One hour out of the station, the locomotive of a freight train develops trouble that slows its speed to of its average speed up to the time of the failure. Continuing at this reduced speed it reaches its destination two hours late. Had the trouble occurred 50 miles beyond, the delay would have been reduced by 40 minutes. Find the distance from the station to the destination.

Question

One hour out of the station, the locomotive of a freight train develops trouble that slows its speed to of its average speed up to the time of the failure. Continuing at this reduced speed it reaches its destination two hours late. Had the trouble occurred 50 miles beyond, the delay would have been reduced by 40 minutes.
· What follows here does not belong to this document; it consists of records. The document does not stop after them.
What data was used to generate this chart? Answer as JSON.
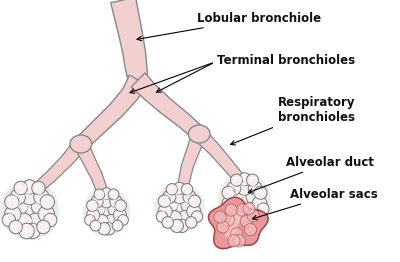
{
  "bg_color": "#ffffff",
  "tube_fill": "#f2d0cf",
  "tube_edge": "#888888",
  "alveoli_fill": "#f0ebe8",
  "alveoli_edge": "#777777",
  "alveoli_inner": "#ffffff",
  "alveolar_sac_fill": "#e8989a",
  "alveolar_sac_edge": "#994444",
  "alveolar_sac_inner": "#f5c0c0",
  "labels": {
    "lobular": "Lobular bronchiole",
    "terminal": "Terminal bronchioles",
    "respiratory": "Respiratory\nbronchioles",
    "alveolar_duct": "Alveolar duct",
    "alveolar_sacs": "Alveolar sacs"
  },
  "label_fontsize": 8.5,
  "label_color": "#111111",
  "figsize": [
    4.0,
    2.62
  ],
  "dpi": 100
}
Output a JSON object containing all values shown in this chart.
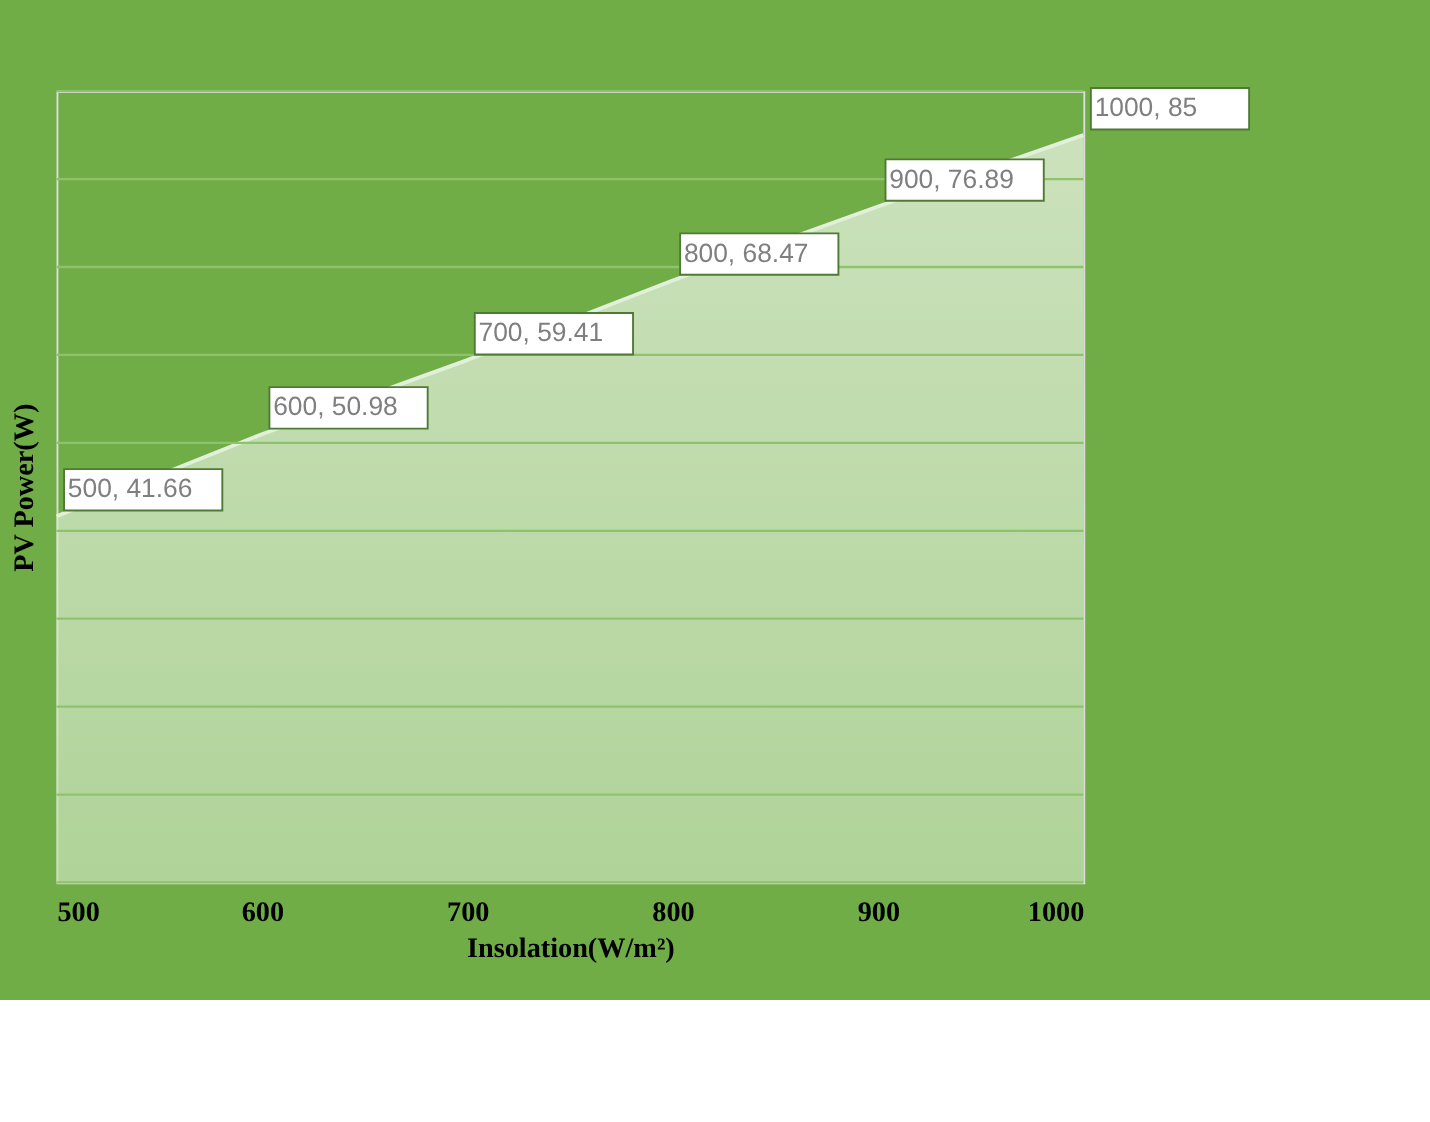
{
  "chart_data": {
    "type": "area",
    "xlabel": "Insolation(W/m²)",
    "ylabel": "PV Power(W)",
    "x": [
      500,
      600,
      700,
      800,
      900,
      1000
    ],
    "series": [
      {
        "color": "#c5e0b4",
        "values": [
          41.66,
          50.98,
          59.41,
          68.47,
          76.89,
          85
        ],
        "value_labels": [
          "500, 41.66",
          "600, 50.98",
          "700, 59.41",
          "800, 68.47",
          "900, 76.89",
          "1000, 85"
        ]
      }
    ],
    "xlim": [
      500,
      1000
    ],
    "xticks": [
      500,
      600,
      700,
      800,
      900,
      1000
    ],
    "ylim": [
      0,
      90
    ],
    "yticks": [
      {
        "value": 0,
        "label": null
      },
      {
        "value": 10,
        "label": null
      },
      {
        "value": 20,
        "label": null
      },
      {
        "value": 30,
        "label": null
      },
      {
        "value": 40,
        "label": null
      },
      {
        "value": 50,
        "label": null
      },
      {
        "value": 60,
        "label": null
      },
      {
        "value": 70,
        "label": null
      },
      {
        "value": 80,
        "label": null
      },
      {
        "value": 90,
        "label": null
      }
    ],
    "grid": "y",
    "tick_labels": "x"
  }
}
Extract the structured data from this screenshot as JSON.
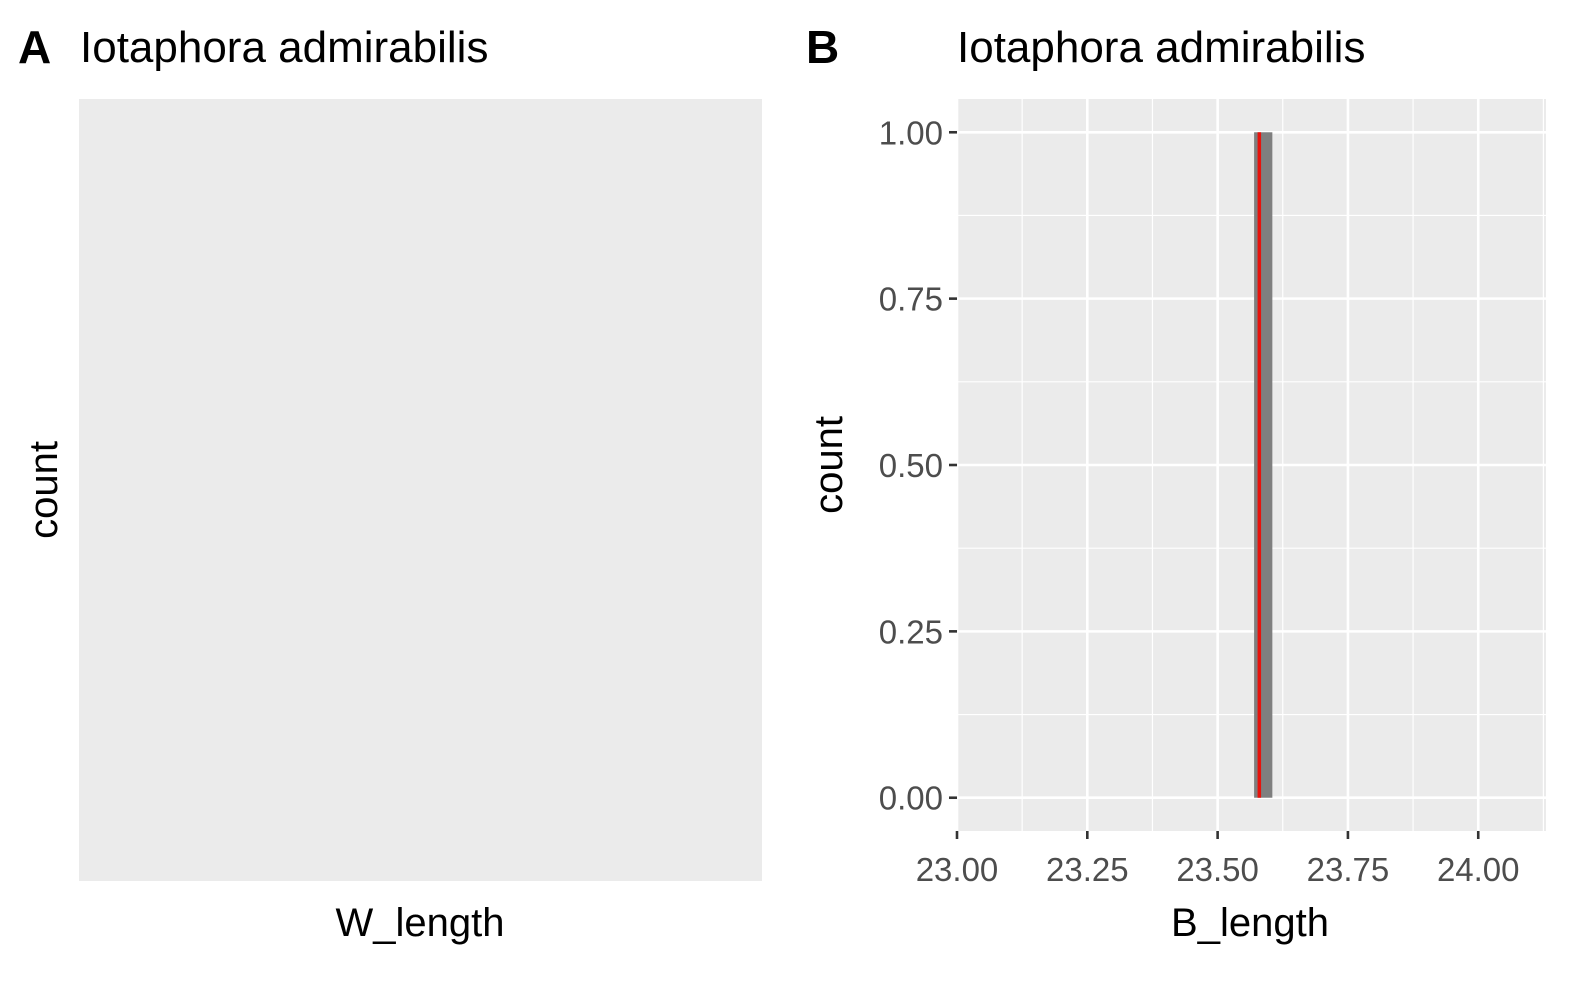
{
  "panels": {
    "a": {
      "tag": "A",
      "title": "Iotaphora admirabilis",
      "xlabel": "W_length",
      "ylabel": "count"
    },
    "b": {
      "tag": "B",
      "title": "Iotaphora admirabilis",
      "xlabel": "B_length",
      "ylabel": "count"
    }
  },
  "colors": {
    "panel_bg": "#EBEBEB",
    "grid": "#FFFFFF",
    "bar_fill": "#7F7F7F",
    "vline": "#E8120C",
    "axis_text": "#4D4D4D",
    "text": "#000000"
  },
  "chart_data": [
    {
      "panel": "A",
      "type": "bar",
      "title": "Iotaphora admirabilis",
      "xlabel": "W_length",
      "ylabel": "count",
      "series": [],
      "grid": false
    },
    {
      "panel": "B",
      "type": "bar",
      "title": "Iotaphora admirabilis",
      "xlabel": "B_length",
      "ylabel": "count",
      "xlim": [
        23.0,
        24.13
      ],
      "ylim": [
        -0.05,
        1.05
      ],
      "xticks": [
        23.0,
        23.25,
        23.5,
        23.75,
        24.0
      ],
      "xtick_labels": [
        "23.00",
        "23.25",
        "23.50",
        "23.75",
        "24.00"
      ],
      "yticks": [
        0.0,
        0.25,
        0.5,
        0.75,
        1.0
      ],
      "ytick_labels": [
        "0.00",
        "0.25",
        "0.50",
        "0.75",
        "1.00"
      ],
      "bars": [
        {
          "xmin": 23.57,
          "xmax": 23.605,
          "count": 1
        }
      ],
      "vline": {
        "x": 23.58
      },
      "grid": true
    }
  ]
}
Find the distance from the station to the destination.

Answer 1

"that slows its speed to of its average speed up to the time of the failure"

something missing here.

Answer 2

its speed to 2/5 of its average speed up to the time of the failure.

Answer 3

To solve this problem, we first need to understand the given information and identify the unknowns. Let's break it down step by step:

1. Let's denote the average speed of the train as 'S' (in miles per hour).
2. The train develops trouble one hour after leaving the station. After the trouble, its speed reduces to (2/3)S, which is two-thirds of its average speed.
3. With this reduced speed, the train arrives at its destination two hours late. Let's denote the total time taken to reach the destination as 'T' (in hours). So, without the delay caused by the trouble, the total time to the destination would be T - 2 hours.
4. If the trouble had occurred 50 miles beyond the original point, the delay would have been reduced by 40 minutes. So, without the delay, the total time taken to reach the destination would be T - 2 hours - 40 minutes.

Now, let's express the given information in terms of equations:

1. Distance of the journey (D) = (S - (2/3)S)(T + 2) -- The distance traveled at the reduced speed (2/3S) for (T + 2) hours.
2. Distance of the journey (D) = (S)(T - 2) -- The distance traveled at the average speed (S) for (T - 2) hours.
3. Distance of the journey (D + 50) = (S)(T - 2 - 40/60) -- The distance traveled at the average speed (S) for (T - 2) hours - 40 minutes converted into hours.

Next, we can equate these equations and solve for the unknowns.

Solving equation 1 and 2:

(S - (2/3)S)(T + 2) = (S)(T - 2)

Simplifying:

S(T + 2) - (2/3)S(T + 2) = S(T - 2)

ST + 2S - (2/3)ST - (4/3)S = ST - 2S

Multiplying through by 3:

3ST + 6S - 2ST - 4S = 3ST - 6S

ST + 2S = 3ST - 6S

Bringing the similar terms together:

ST - 4S = 0 ---- (Equation 3)

Now, let's solve equations 2 and 3 simultaneously:

(S)(T - 2) = 0

ST - 2S = 0 ---- (Equation 4)

Subtracting equation 4 from equation 3:

(ST - 4S) - (ST - 2S) = 0 - 0

2S = 2S

The variable 'S' cancels out, which means there are infinitely many possible values for 'S'. This implies that we cannot determine the average speed of the train from the given information.

Therefore, we cannot find the distance from the station to the destination since it depends on the unknown average speed of the train ('S').